Nevertheless, Bret Stephens knows when propriety has been broken. "The Charges Against Israel Are a Moral Obscenity," the headline on his column in today's New York Times declared. The charges at issue—that stand as a moral obscenity, as opposed to one of the kinds of obscenities that don't involve morals—are those filed by South Africa with the United Nations' International Court of Justice, accusing Israel of committing "breaches of the 1948 Convention on the Prevention and Punishment of the Crime of Genocide" in its ongoing assault on Gaza.

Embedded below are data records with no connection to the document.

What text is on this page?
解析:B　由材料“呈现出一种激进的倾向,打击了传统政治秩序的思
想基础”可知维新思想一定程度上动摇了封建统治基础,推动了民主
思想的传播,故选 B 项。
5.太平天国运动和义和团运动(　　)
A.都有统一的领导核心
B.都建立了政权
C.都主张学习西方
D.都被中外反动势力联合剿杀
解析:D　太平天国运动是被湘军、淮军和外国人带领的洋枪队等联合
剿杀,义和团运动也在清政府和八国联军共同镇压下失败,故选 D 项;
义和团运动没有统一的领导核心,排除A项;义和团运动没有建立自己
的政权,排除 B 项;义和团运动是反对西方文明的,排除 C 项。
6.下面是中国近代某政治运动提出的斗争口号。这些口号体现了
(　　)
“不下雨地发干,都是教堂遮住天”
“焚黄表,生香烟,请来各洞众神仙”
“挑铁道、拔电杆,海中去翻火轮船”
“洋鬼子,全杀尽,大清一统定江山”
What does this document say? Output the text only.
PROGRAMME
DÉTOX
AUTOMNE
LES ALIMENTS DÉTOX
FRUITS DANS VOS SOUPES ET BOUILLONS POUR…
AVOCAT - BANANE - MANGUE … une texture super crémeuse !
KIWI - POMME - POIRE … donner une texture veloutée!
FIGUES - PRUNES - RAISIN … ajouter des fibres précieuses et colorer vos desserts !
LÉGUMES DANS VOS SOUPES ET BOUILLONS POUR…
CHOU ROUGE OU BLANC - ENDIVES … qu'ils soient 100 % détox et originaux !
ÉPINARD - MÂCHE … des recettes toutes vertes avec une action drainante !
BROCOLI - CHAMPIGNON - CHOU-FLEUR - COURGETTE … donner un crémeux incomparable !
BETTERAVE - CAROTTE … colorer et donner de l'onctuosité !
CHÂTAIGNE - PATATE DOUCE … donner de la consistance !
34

It was the accusation of genocide, not the mass slaughter of a trapped and subjugated civilian population, that aroused Stephens' moral indignation. "It's obscene because..." he repeated as the opening of a half-dozen different paragraphs, straining for the power of litany. The charge before the court, he wrote "politicizes our understanding of genocide...puts the wrong party in the dock...validates Hamas’s illegal and barbaric strategy of hiding between, behind and beneath Palestinian civilians..."
How does one politicize an inherently political crime? Stephens wasn't stopping to consider logic or details, not even the details of his own complaint about the complaint.